The left-hand-side here contains no explicit entry (`y[]`) which is
equivalent to `y[1:length(y)]`, which expands (approximately) to the
"for loop"

```r
for (i in 1:length(y)) {
  deriv(y[i]) <- r[i] * y[i] * (1 - sum(ay[i, ]))
}
```

(except slightly different, and in C).

Similarly, the expression

```r
ay[, ] <- a[i, j] * y[j]
```

involves loops over two dimensions (`ay[, ]` becomes `ay[1:dim(ay,
1), 1:dim(ay, 2)]` and so the loop becomes

```r
for (i in 1:dim(ay, 1)) {
  for (j in 1:dim(ay, 2)) {
    ay[i, j] <- a[i, j] * y[j]
  }
}
```

Due to constraints with using C, few things can be used as an index; in particular the following will not work:

```r
idx <- if (t > 5) 2 else 1
x <- vec[idx]
```

(or where `idx` is some general odin variable as the result of a different assignment). You must use `as.integer` to cast this to integer immediately before indexing:

```r
idx <- if (t > 5) 2 else 1
x <- vec[as.integer(idx)]
```

This will *truncate* the value (same behaviour as `truncate`) so be warned if passing in things that may be approximately integer - you may want to use `as.integer(round(x))` in that case.

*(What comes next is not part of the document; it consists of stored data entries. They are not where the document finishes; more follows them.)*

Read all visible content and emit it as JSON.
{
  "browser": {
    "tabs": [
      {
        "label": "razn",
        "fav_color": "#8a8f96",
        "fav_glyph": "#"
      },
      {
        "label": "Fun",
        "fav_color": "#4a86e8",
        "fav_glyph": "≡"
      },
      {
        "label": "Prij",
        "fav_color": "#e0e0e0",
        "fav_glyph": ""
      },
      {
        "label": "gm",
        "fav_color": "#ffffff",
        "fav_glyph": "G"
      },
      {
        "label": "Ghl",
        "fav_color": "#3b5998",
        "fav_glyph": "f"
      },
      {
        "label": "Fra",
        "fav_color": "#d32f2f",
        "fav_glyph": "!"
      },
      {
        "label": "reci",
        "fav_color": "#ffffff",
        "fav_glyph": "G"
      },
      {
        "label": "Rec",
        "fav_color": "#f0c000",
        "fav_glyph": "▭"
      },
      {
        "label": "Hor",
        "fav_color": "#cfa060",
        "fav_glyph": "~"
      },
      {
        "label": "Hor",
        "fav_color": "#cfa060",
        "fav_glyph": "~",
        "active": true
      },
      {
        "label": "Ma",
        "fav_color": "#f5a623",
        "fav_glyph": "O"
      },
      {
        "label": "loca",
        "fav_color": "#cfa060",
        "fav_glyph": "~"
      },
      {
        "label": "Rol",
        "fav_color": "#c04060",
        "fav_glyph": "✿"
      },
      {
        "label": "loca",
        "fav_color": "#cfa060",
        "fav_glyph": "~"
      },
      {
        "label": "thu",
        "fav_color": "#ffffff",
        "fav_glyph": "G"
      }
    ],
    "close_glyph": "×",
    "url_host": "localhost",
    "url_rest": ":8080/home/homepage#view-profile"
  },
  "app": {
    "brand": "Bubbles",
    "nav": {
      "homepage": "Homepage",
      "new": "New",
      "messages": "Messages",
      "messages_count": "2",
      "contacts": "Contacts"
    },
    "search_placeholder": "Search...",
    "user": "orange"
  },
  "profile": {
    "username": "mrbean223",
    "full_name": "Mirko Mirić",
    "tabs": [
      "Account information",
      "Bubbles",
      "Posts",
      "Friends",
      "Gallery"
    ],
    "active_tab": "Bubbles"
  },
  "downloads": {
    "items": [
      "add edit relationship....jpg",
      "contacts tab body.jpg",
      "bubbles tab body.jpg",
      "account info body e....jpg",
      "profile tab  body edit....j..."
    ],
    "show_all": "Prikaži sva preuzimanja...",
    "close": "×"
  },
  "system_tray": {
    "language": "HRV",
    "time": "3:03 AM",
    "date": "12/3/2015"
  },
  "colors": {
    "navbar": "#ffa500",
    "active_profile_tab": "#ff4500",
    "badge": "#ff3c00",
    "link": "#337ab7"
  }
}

The interpolation functions are described in more detail in the
[main package vignette](odin.html)

## Operators

A number of logical-returning operators exist, primarily to support
the `if` statement; all the usual comparison operators exist
(though not vectorised `|` or `&`).

``` {r echo = FALSE, results = "asis"}
writeLines(render(functions$operators))
```

Be wary of strict equality with `==` or `!=` as numbers may be
floating point numbers, which have some surprising properties for
the uninitiated, for example
``` {r }
sqrt(3)^2 == 3
```

## Mathematical operators

``` {r echo = FALSE, results = "asis"}
writeLines(render(functions$maths))
```

The exact for `%%` and `%/%` for floating point numbers and signed
numbers are complicated - please see `?Arithmetic`.  The rules for
operators in `odin` are exactly those in R as the same underlying
functions are used.

Similarly, for the differences between `round`, `floor`, `ceiling`
and `truncate`, see the help page `?round`.  Note that R's
behaviour for rounding away from 0.5 is exactly followed and that
this slightly changed behaviour at version 4.0.0

All the usual trig functions are also available:

``` {r echo = FALSE, results = "asis"}
writeLines(render(functions$trig))
```

## Stochastic models

For discrete time stochastic models, all of R's normal stochastic
distribution functions are available:

``` {r echo = FALSE, results = "asis"}
writeLines(render(functions$stochastic))
```

With random number functions we can write:

```r
x <- runif(10, 20)
```

which will generate a random number from the uniform distribution.  If you write:

```r
x[] <- runif(10, 20)
```

then each element of `x` will be filled with a *different* random number drawn from this distribution (which is generally what you want). Random numbers are considered to be *time varying* which means they will automatically generate each time step, so if you write

```r
x <- rnorm(0, 10)
update(y[]) <- y[i] + x
```

then at each time step, each element of `y` will be updated by the same random number from a normal distribution with a mean of zero and a standard deviation of 10 - the number will change each time step but be the same for each element of `y` in the example above.

In addition, two functions that are vector returning and require
some care to use:

``` {r echo = FALSE, results = "asis"}
writeLines(render(functions$inplace))
```

Both these functions require a vector input (of probabilities for `rmultinom` and of counts for `rmhyper`) and return a vector the same length.  So the expression

```r
y[] <- rmultinom(10, p)
```

will produce a vector `y` of samples from the multinomial distribution with parameters `size = 10` (so after wards `sum(y)` is 10) and probabilities `p`. It is very important that `y` and `p` have the same size.

At the moment it is not possible to use expressions like

```r
y[1, ] <- rmultinom(10, p[i, ])
```

but this is planned for implementation in the future.  A full example of using `rmultinom` is given in the [discrete models](discrete.html) vignette.